I am working with a very large sparse matrix (for example) given in what follows:
m = 50; n = 40; o = 30; size = m*n*o;
B = SparseArray[{
{i_, i_} -> RandomReal[], {size, size - 1} ->
2., {i_, j_} /; Abs[i - j] == 5 ->
1., {i_, j_} /; Abs[3 i - j] == 2 -> 2.
}, {size, size}, 0.]
This is a matrix of the size $60000\times 60000$ as a simple instance (in practice I have several of such matrices of higher sizes).

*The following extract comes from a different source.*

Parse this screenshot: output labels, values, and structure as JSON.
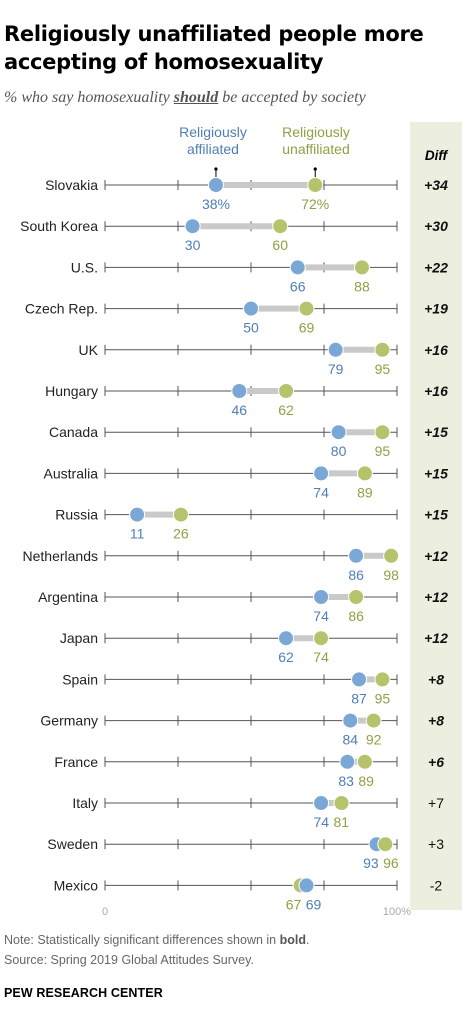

I wish to replace many rows of the matrix $B$ with special rows (here with zero rows) coming from boundary conditions. My list of rows' numbers are given by
index1 = Flatten[Table[{i, j, k}, {i, 1, m}, {j, 1, n}, {k, 1, o}], 2];
Table[ind = index1[[l]];
If[ind[[1]] == 1 || ind[[2]] == n, var[l] = 0, var[l] = l], {l,
Length@index1}];
bounindex = Table[var[l], {l, Length@index1}];
And my zero row is produced by
vector1 = SparseArray@ConstantArray[0, size];
Now for doing the replacement only for the 0 numbers obtained in bounindex
, I write the following replacing rule in a loop as simply as possible:
Table[Which[bounindex[[i]] == 0, B[[i]] = vector1], {i,
size}]; // AbsoluteTiming
This works OK but it takes a tremendous time (in my real problem I have larger sizes)! So I am wondering if there is a speed-up technique to replace the special rows of the matrix $B$ with appropriate rows (that I want).
I would be thankful if some hints for accelerating such a replacement be given.